Excellent. You have expanded my mind.

- If you are not the first tenant in a property, why not attempt to get in touch with previous tenants before you sign up?

- Perhaps another lesson that I've learned from you is not to be the first tenant in a property!

- Agencies are definitely a pain. Dealing directly with landlords is a whole lot easier.

- There's a lot of difference between sharing a house and living in a HMO. Having done much of the former and hardly any of the latter, I've had some really good times in excellent accommodation with people who are frankly a joy to live with. For peanuts, mostly, compared with living alone. And they *all* had cupboards.
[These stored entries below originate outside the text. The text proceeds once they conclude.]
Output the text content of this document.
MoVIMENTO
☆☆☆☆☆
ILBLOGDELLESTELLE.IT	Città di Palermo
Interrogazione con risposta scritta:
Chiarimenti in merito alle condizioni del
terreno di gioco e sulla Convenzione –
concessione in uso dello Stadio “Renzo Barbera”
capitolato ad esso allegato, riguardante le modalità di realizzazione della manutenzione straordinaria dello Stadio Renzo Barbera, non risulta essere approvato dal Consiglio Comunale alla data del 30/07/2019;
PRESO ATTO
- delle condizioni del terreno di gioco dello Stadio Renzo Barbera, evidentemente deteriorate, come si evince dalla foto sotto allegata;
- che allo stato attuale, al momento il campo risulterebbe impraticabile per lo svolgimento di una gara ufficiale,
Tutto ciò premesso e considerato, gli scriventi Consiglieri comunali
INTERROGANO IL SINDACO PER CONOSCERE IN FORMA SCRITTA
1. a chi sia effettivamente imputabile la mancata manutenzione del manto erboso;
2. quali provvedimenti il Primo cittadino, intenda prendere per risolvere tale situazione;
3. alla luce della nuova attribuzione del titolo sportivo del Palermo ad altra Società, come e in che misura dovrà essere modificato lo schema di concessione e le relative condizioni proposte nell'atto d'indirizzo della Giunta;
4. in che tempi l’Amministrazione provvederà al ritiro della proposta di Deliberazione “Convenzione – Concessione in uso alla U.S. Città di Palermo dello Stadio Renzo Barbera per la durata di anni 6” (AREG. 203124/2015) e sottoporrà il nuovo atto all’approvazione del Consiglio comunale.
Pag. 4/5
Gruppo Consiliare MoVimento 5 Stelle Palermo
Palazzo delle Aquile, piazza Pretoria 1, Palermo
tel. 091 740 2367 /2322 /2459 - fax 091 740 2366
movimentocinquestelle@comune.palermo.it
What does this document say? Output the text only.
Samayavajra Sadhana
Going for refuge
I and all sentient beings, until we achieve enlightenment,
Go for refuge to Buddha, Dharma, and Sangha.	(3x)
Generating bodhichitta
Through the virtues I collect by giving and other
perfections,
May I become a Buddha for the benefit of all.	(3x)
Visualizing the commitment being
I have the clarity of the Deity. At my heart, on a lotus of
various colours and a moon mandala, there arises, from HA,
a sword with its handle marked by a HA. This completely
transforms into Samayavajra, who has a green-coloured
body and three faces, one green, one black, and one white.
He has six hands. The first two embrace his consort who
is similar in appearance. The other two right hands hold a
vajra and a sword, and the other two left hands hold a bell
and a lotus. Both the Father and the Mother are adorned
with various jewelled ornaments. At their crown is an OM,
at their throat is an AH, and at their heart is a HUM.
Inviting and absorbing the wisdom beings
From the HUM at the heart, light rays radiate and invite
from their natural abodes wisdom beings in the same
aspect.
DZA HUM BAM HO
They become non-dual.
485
Some of them worked slightly antisocial hours (leaving at 5am and back at 3pm for example) but I never had a problem with that.

I've also viewed a lot of total dross in the house-share market, and wouldn't share with more than two others ever again, but there are singletons and pairs out there who want a *nice* extra body and will set the rent low and pick and choose amongst the applicants.

Young owner-occupiers especially make good housemates IME. And, throwing all political correctness to the wind, lesbians have been the best. I'm not even going to speculate on why that might be (it could just be a small-sample anomaly) but it's happened often enough to me and my friends that it's worth mentioning.

RenterGirl said...

Shall I start a word of the day feature?
I am posting about HMO's soon - they can be fine, but also...can be a nightmare. And thanks for the advice about lesbian flatmates. Thanks for reading!